Ostomy care question

Nurses General Nursing

Published

So I'm in Block 1 nursing school, just starting out. :-) Today we learned about ostomy care. I was just wondering how it's possible for someone to have an adhesive on their skin for months or years without skin breakdown??? If it does get skin breakdown and need to be aired out to allow it to heal, how is that done without fecal matter getting on the skin and further irritating the skin condition?

Patients are educated in skin care. There are barrier creams, ointments, wipes on the market.

When we've seen skin breakdown near a stoma it's been due to poor fitting of the appliance or a change in their overall health.

Specializes in LTC/hospital, home health (VNA).

Yep - what Fiona said. Cleaning and prepping the skin with each change is the key. It is sometimes trial and error to get the correct wafer/appliance initally but once it's found it usually goes smoothly. Also, if it is a colostomy, especially located at descending aspect of colon - the bowel movements are regular...a person will often be able to remove their wafer, take a shower and let the area open to air and have plenty of time before they need to reapply everything..not so much if it is an ileostomy.

Specializes in PICU, NICU, L&D, Public Health, Hospice.

yup, what they said.

Most healthy persons with stomas do pretty well with only the occasional short term problem. There are good products available and education is key.

Specializes in PICU, NICU, L&D, Public Health, Hospice.

Ileostomies are somewhat more prone to irritation than colostomies...nature of the stool.

Thanks for letting me know! I'm glad that these patients have so many options.

i work in a nursing home and i take care of two patients with ostomy bags. You have to make sure the site is cleaned at all times , also it is put on correctly and fits correctly. I change it q24h during am care and the rest of the shift monitor the site and burp the bag. However during cleaning you are bringing blood to the surface which is promoting circulation. I like to clean with a wash cloth with ivory soap nothing with fragrants. Also when the are is cleaned i use a prep which helps the adhesive stick better also try rubing the wafer between your hands to warm it older nurses taught me that it really does help with it sticking to the surface better i hope that helped.

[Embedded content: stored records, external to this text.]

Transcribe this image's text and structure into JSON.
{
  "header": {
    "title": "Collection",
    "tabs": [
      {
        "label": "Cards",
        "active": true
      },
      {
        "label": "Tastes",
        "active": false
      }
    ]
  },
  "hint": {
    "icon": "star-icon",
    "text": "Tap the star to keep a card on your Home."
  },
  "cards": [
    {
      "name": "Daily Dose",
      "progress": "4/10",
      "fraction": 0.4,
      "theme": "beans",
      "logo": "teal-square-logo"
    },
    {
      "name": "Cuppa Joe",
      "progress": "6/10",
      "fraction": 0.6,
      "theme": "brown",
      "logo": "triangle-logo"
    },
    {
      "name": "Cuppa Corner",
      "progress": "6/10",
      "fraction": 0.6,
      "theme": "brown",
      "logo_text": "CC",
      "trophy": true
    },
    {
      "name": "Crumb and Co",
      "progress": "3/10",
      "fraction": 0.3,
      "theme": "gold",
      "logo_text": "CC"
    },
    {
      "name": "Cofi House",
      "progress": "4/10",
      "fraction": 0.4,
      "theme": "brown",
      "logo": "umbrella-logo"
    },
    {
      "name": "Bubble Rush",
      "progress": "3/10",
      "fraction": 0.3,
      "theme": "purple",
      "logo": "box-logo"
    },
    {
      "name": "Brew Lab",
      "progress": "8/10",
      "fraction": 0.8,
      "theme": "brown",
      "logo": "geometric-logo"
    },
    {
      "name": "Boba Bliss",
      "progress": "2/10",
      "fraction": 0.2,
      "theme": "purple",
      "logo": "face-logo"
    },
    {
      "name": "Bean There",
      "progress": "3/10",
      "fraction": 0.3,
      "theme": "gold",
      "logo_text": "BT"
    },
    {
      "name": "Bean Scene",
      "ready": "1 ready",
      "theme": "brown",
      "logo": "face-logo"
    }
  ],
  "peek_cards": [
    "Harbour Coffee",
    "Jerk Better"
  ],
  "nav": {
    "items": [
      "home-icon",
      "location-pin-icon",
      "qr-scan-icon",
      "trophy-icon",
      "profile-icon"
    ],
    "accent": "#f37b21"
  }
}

Specializes in ICU, telemetry, LTAC.

Ok, I will have to try warming the wafer with my hands, that sounds like it would work well. I agree 100% with the thorough cleaning and use of skin prep. I use paste depending on the situation, about half the time.

Specializes in PICU, NICU, L&D, Public Health, Hospice.

why are you changing the ostomy appliance Q24 hr?

An appliance can last up to one week if properly fit and attached. The frequent changes are usually what brings on a skin irritation due to the adhesive going on/off.

Specializes in LTC/Rehab, Med Surg, Home Care.

Agreed.

My husband uses an insulin pump, the site is changed q3 days, and even for that we use Skin Prep. We use skin prep on boggy heels/red heels to help provide a small layer of protection. We apply it BID as a nursing order. Our wound care protocols also use skin prep on the skin surrounding moist wound environments, especially those that use hydrofera blue, wet-to-dry dressings, aquacell, or xeroform/petroleum gauze. Anything that, if left around the healthy skin could cause maceration.

Come to think of it, even when we use duoderm, we apply skin prep around the area too for adhesion.

An appliance can last up to one week if properly fit and attached. The frequent changes are usually what brings on a skin irritation due to the adhesive going on/off.